Inzwischen waren die Infanterietruppen der verspäteten Kolonnen, die Bennigsen kommandierte und Toll leitete, gemäß der Disposition: »Die erste Kolonne marschiert …« vorschriftsmäßig ausgerückt und auch irgendwo angelangt, nur nicht, wie das immer zu sein pflegt, an der Stelle, für die sie bestimmt waren. Und wie immer machten nun die Leute, die vergnügt ausgezogen waren, mürrisch halt; man hörte Äußerungen der Mißbilligung, alle wurden sich bewußt, daß etwas nicht richtig war, und man ging aufs Geratewohl zurück. Die vorüberreitenden Adjutanten und Generäle schrien, ärgerten sich, zankten und behaupteten, die Kolonne gehöre gar nicht hierher und komme viel zu spät, dann schimpften sie auf irgend jemanden und so weiter, aber schließlich winkten sie alle nur mit der Hand ab, und die Soldaten marschierten weiter, um nur irgendwohin zu kommen. »Irgendwohin werden wir schon kommen!« Und sie kamen auch wirklich irgendwohin, nur nicht an die für sie bestimmte Stelle, und wenn einige von ihnen trotzdem noch hingelangten, so kamen sie so spät, daß ihr Erscheinen keinen Nutzen mehr brachte, kamen nur hin, um beschossen zu werden. Toll, der in dieser Schlacht die Rolle Weyrothers bei Austerlitz spielte, sprengte emsig von einem Ort zum anderen und fand, daß überall alles drüber und drunter ging. So kam er zu Bagowuts Korps herangesprengt, das, als es schon ganz hell war, noch im Wald lag, während es doch schon längst dort bei Orlow-Denissow hätte sein müssen. Aufgeregt und durch den Mißerfolg erbittert, sprengte Toll, überzeugt, daß doch jemand schuld daran sein müsse, auf den Korpskommandeur zu, machte ihm ernste Vorwürfe und sagte, dafür müsse er eigentlich erschossen werden. Bagowut, ein alter, diensterfahrener, ruhiger General, der durch all den Aufenthalt, die Verwirrung und die Widersprüche ebenfalls gereizt war, geriet zur Verwunderung aller ganz gegen seinen Charakter in rasende Wut und sagte Toll die unangenehmsten Sachen.

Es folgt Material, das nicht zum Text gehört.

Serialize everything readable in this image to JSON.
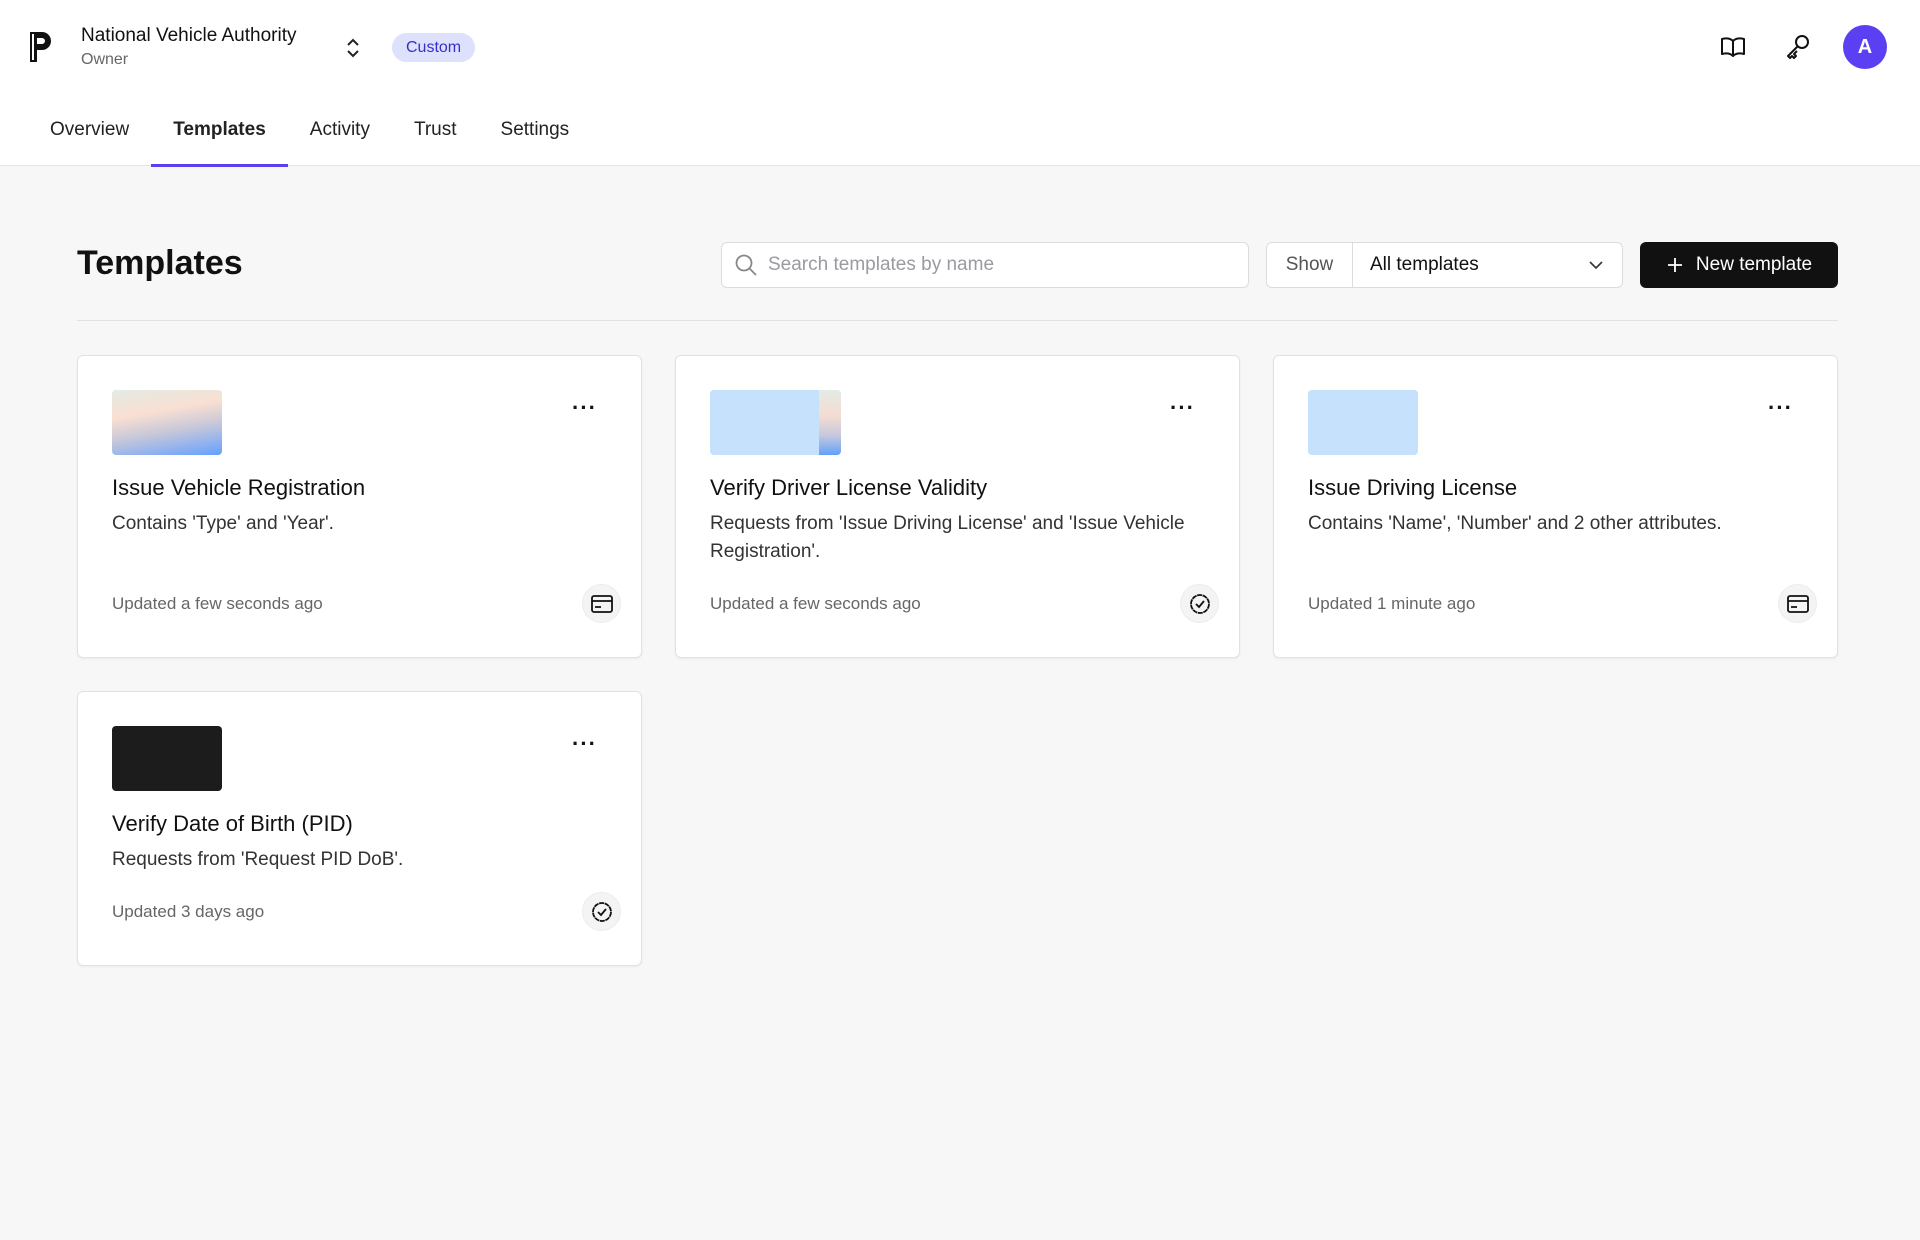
{
  "header": {
    "org_name": "National Vehicle Authority",
    "org_role": "Owner",
    "plan_badge": "Custom",
    "avatar_initial": "A",
    "accent": "#5b3ff2",
    "icons": [
      "book-icon",
      "key-icon"
    ]
  },
  "tabs": [
    {
      "label": "Overview"
    },
    {
      "label": "Templates",
      "active": true
    },
    {
      "label": "Activity"
    },
    {
      "label": "Trust"
    },
    {
      "label": "Settings"
    }
  ],
  "main": {
    "title": "Templates",
    "search_placeholder": "Search templates by name",
    "show_label": "Show",
    "show_value": "All templates",
    "new_button": "New template",
    "cards": [
      {
        "title": "Issue Vehicle Registration",
        "description": "Contains 'Type' and 'Year'.",
        "updated": "Updated a few seconds ago",
        "type_icon": "credential-card-icon"
      },
      {
        "title": "Verify Driver License Validity",
        "description": "Requests from 'Issue Driving License' and 'Issue Vehicle Registration'.",
        "updated": "Updated a few seconds ago",
        "type_icon": "verified-badge-icon"
      },
      {
        "title": "Issue Driving License",
        "description": "Contains 'Name', 'Number' and 2 other attributes.",
        "updated": "Updated 1 minute ago",
        "type_icon": "credential-card-icon"
      },
      {
        "title": "Verify Date of Birth (PID)",
        "description": "Requests from 'Request PID DoB'.",
        "updated": "Updated 3 days ago",
        "type_icon": "verified-badge-icon"
      }
    ]
  }
}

»Ich lasse mir von niemandem Lektionen erteilen, und mit meinen Soldaten zu sterben, das verstehe ich ebenso gut wie jeder andere auch«, schrie er und ging mit nur einer Division vor.

Als er auf das Feld in die Schußlinie der Franzosen herauskam, überlegte sich der tapfere Bagowut, aufgeregt wie er war, nicht erst lange, ob sein Eingreifen ins Gefecht mit nur einer Division jetzt nützlich war oder nicht, sondern ging gerade vor und führte seine Truppen ins Feuer. Gefahr, Kanonenkugeln und Gewehrgeschosse, das war es, was er jetzt in seinem Zorn brauchte. Eine der ersten Kugeln streckte ihn nieder, die folgenden töteten viele seiner Soldaten. Und so stand seine Division eine Zeitlang ohne jeden Zweck im Feuer.

7

Inzwischen hätte an der Front eine andere Kolonne über die Franzosen herfallen müssen, aber bei dieser Kolonne befand sich Kutusow. Er wußte nur zu gut, daß bei dieser gegen seinen Willen gelieferten Schlacht nichts als ein Wirrwarr herauskommen werde, und hielt, soweit es in seiner Macht lag, seine Truppen zurück. Er rührte sich nicht.